For children living in situations of domestic violence and abuse the effects may result in behavioural issues, absence from school, difficulties concentrating, lower school achievement, ill health, bullying, substance misuse, self-harm, running away, anti-social behaviour and physical injury.

During pregnancy domestic violence and abuse can pose a threat to an unborn child as assaults on pregnant women often involve punches or kicks directed at the abdomen, risking injury to both the mother and the foetus. In almost a third of cases domestic violence and abuse begins or escalates during pregnancy and it is associated with increased rates of miscarriage, premature birth, foetal injury and foetal death. The mother may be prevented from seeking or receiving anti-natal care or post-natal care. In addition if the mother is being abused this can effect her attachment to her child, more so if the pregnancy is a result of rape by her partner.

Young people themselves can be subjected to domestic abuse perpetrated in order to force them into marriage or to punish him/her for ‘bringing dishonour on the family’. This abuse may be carried out by several members of a family increasing the young person’s sense of isolation and powerlessness. See Forced Marriages Procedure.

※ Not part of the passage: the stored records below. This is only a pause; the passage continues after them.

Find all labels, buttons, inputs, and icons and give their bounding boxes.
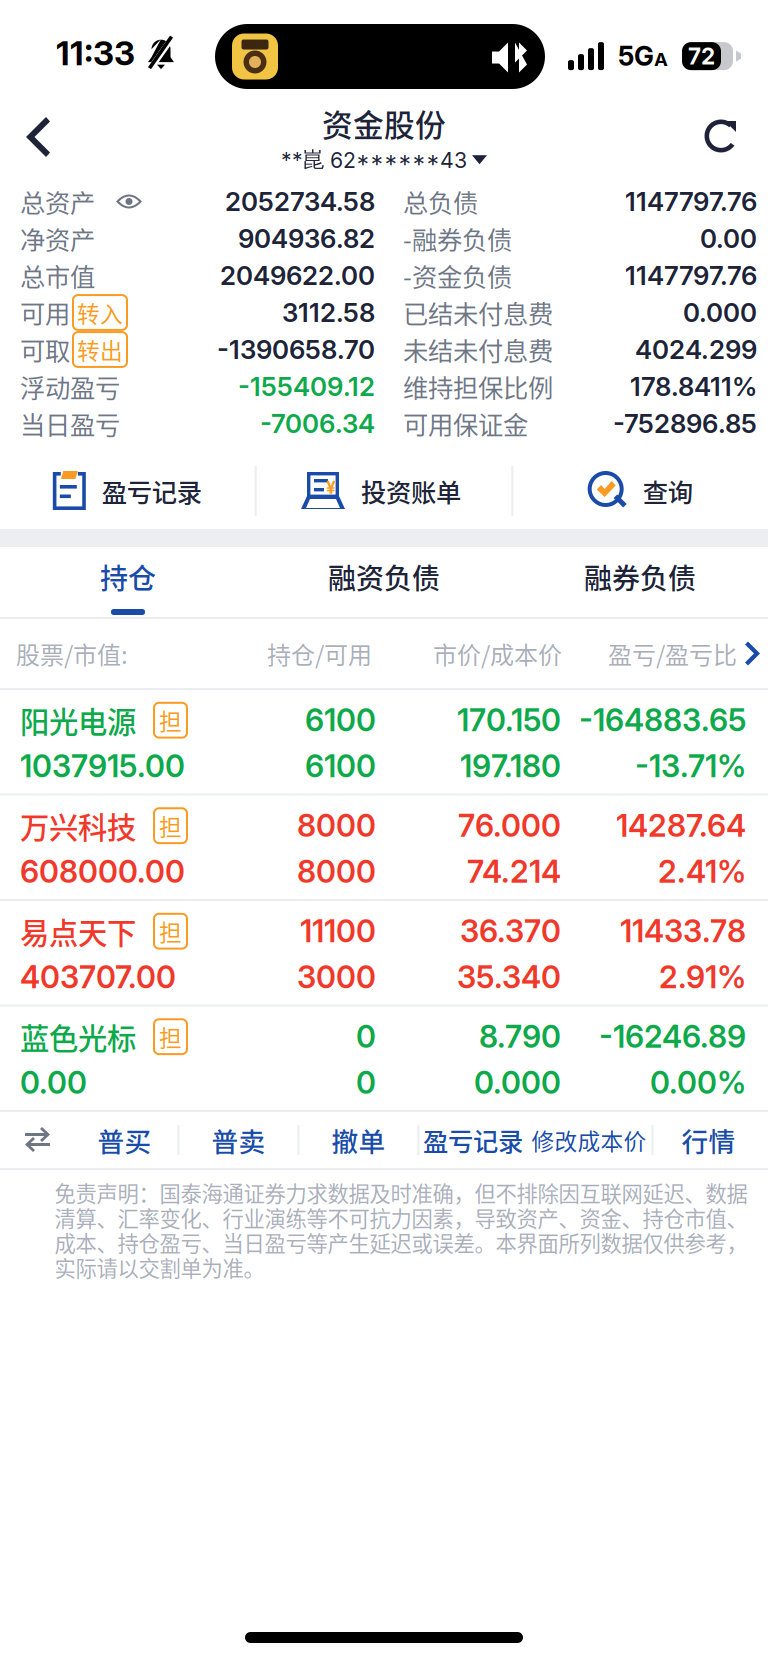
staticText: 11:33 [56, 33, 135, 73]
staticText: 可用 [20, 294, 70, 331]
staticText: -155409.12 [238, 371, 375, 402]
staticText: A [654, 48, 668, 70]
staticText: 持仓 [100, 556, 156, 597]
staticText: 转入 [77, 296, 123, 329]
staticText: -资金负债 [403, 257, 512, 294]
button[interactable]: 切换 [4, 1127, 72, 1153]
staticText: 2.41% [658, 853, 746, 890]
staticText: 1037915.00 [20, 747, 185, 784]
staticText: 2.91% [659, 958, 746, 996]
staticText: 6100 [305, 702, 376, 739]
staticText: 1147797.76 [625, 260, 757, 291]
button[interactable]: 更多列 [737, 642, 760, 666]
button[interactable]: 万兴科技 [0, 796, 768, 899]
staticText: 4024.299 [635, 334, 757, 365]
button[interactable]: 易点天下 [0, 901, 768, 1004]
staticText: 可取 [20, 331, 70, 368]
staticText: 8000 [297, 807, 376, 844]
staticText: 资金股份 [322, 101, 446, 145]
staticText: 担 [159, 1020, 182, 1053]
staticText: 市价/成本价 [433, 636, 562, 671]
button[interactable]: 融券负债 [512, 547, 768, 617]
staticText: **崑 62******43 [281, 146, 467, 173]
staticText: 3000 [297, 958, 376, 996]
staticText: 普卖 [212, 1121, 266, 1159]
staticText: 撤单 [332, 1121, 386, 1159]
staticText: 盈亏/盈亏比 [608, 636, 737, 671]
staticText: 行情 [682, 1121, 736, 1159]
staticText: 403707.00 [20, 958, 176, 996]
staticText: 免责声明：国泰海通证券力求数据及时准确，但不排除因互联网延迟、数据 [54, 1177, 748, 1208]
staticText: 总资产 [20, 183, 95, 220]
button[interactable]: 融资负债 [256, 547, 512, 617]
staticText: 0.00% [650, 1064, 746, 1101]
staticText: 3112.58 [282, 297, 375, 328]
staticText: 36.370 [460, 913, 561, 950]
staticText: 担 [159, 915, 182, 948]
button[interactable]: 普卖 [180, 1112, 298, 1168]
staticText: 浮动盈亏 [20, 368, 120, 405]
staticText: 融券负债 [584, 556, 696, 597]
button[interactable]: 转出 [73, 332, 127, 367]
staticText: 0.000 [683, 297, 757, 328]
staticText: 查询 [643, 473, 693, 509]
button[interactable]: 转入 [73, 295, 127, 330]
staticText: ¥ [326, 477, 336, 498]
staticText: 已结未付息费 [403, 294, 553, 331]
staticText: 0 [356, 1064, 376, 1101]
staticText: 6100 [305, 747, 376, 784]
staticText: -752896.85 [613, 408, 757, 439]
staticText: 5G [618, 40, 654, 72]
button[interactable]: 盈亏记录 [420, 1112, 526, 1168]
button[interactable]: 撤单 [300, 1112, 418, 1168]
staticText: 修改成本价 [532, 1124, 646, 1156]
staticText: -16246.89 [599, 1018, 746, 1055]
button[interactable]: 显示或隐藏资产 [115, 192, 143, 212]
staticText: 11433.78 [620, 913, 746, 950]
staticText: 盈亏记录 [423, 1122, 523, 1158]
staticText: 盈亏记录 [102, 473, 202, 509]
staticText: 11100 [300, 913, 376, 950]
button[interactable]: 查询 [513, 453, 768, 529]
button[interactable]: ¥ [257, 453, 511, 529]
staticText: 转出 [77, 333, 123, 366]
staticText: 清算、汇率变化、行业演练等不可抗力因素，导致资产、资金、持仓市值、 [54, 1202, 748, 1233]
staticText: 蓝色光标 [20, 1016, 136, 1058]
staticText: 197.180 [460, 747, 561, 784]
staticText: 未结未付息费 [403, 331, 553, 368]
staticText: 维持担保比例 [403, 368, 553, 405]
staticText: 0.00 [700, 223, 757, 254]
button[interactable]: 阳光电源 [0, 690, 768, 794]
button[interactable]: 刷新 [682, 103, 764, 171]
staticText: 实际请以交割单为准。 [54, 1252, 264, 1283]
staticText: 易点天下 [20, 910, 136, 952]
button[interactable]: 盈亏记录 [0, 453, 255, 529]
staticText: 担 [159, 809, 182, 842]
staticText: -13.71% [635, 747, 746, 784]
staticText: 904936.82 [238, 223, 375, 254]
button[interactable]: 返回 [4, 103, 72, 171]
button[interactable]: 普买 [72, 1112, 178, 1168]
staticText: 成本、持仓盈亏、当日盈亏等产生延迟或误差。本界面所列数据仅供参考， [54, 1227, 748, 1258]
staticText: -融券负债 [403, 220, 512, 257]
staticText: 万兴科技 [20, 804, 136, 847]
button[interactable]: 持仓 [0, 547, 256, 617]
staticText: 净资产 [20, 220, 95, 257]
staticText: 阳光电源 [20, 699, 136, 742]
staticText: -7006.34 [260, 408, 375, 439]
button[interactable]: 修改成本价 [526, 1112, 652, 1168]
staticText: 担 [159, 704, 182, 737]
staticText: 14287.64 [616, 807, 746, 844]
staticText: 0.000 [474, 1064, 561, 1101]
staticText: 8.790 [479, 1018, 561, 1055]
staticText: 76.000 [458, 807, 561, 844]
button[interactable]: 行情 [654, 1112, 764, 1168]
staticText: 2049622.00 [220, 260, 375, 291]
button[interactable]: 蓝色光标 [0, 1006, 768, 1110]
staticText: 608000.00 [20, 853, 185, 890]
staticText: 8000 [297, 853, 376, 890]
staticText: 融资负债 [328, 556, 440, 597]
staticText: 0 [356, 1018, 376, 1055]
staticText: 178.8411% [630, 371, 757, 402]
staticText: -164883.65 [579, 702, 746, 739]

Young women in the 16 to 24 age group are most at risk of being victims of domestic violence and abuse, some of which may be teenage mothers. Research by the University of Bristol and the NSPCC has also found that young people in the 13 to 16 age group are also vulnerable to abuse within relationships (see Barter, C. et al (2009) Partner Exploitation and Violence in Teenage Intimate Relationships).

Whilst young people are under the age of 18 years they should receive support and safeguarding in line with the Children Act 1989 and Children Act 2004.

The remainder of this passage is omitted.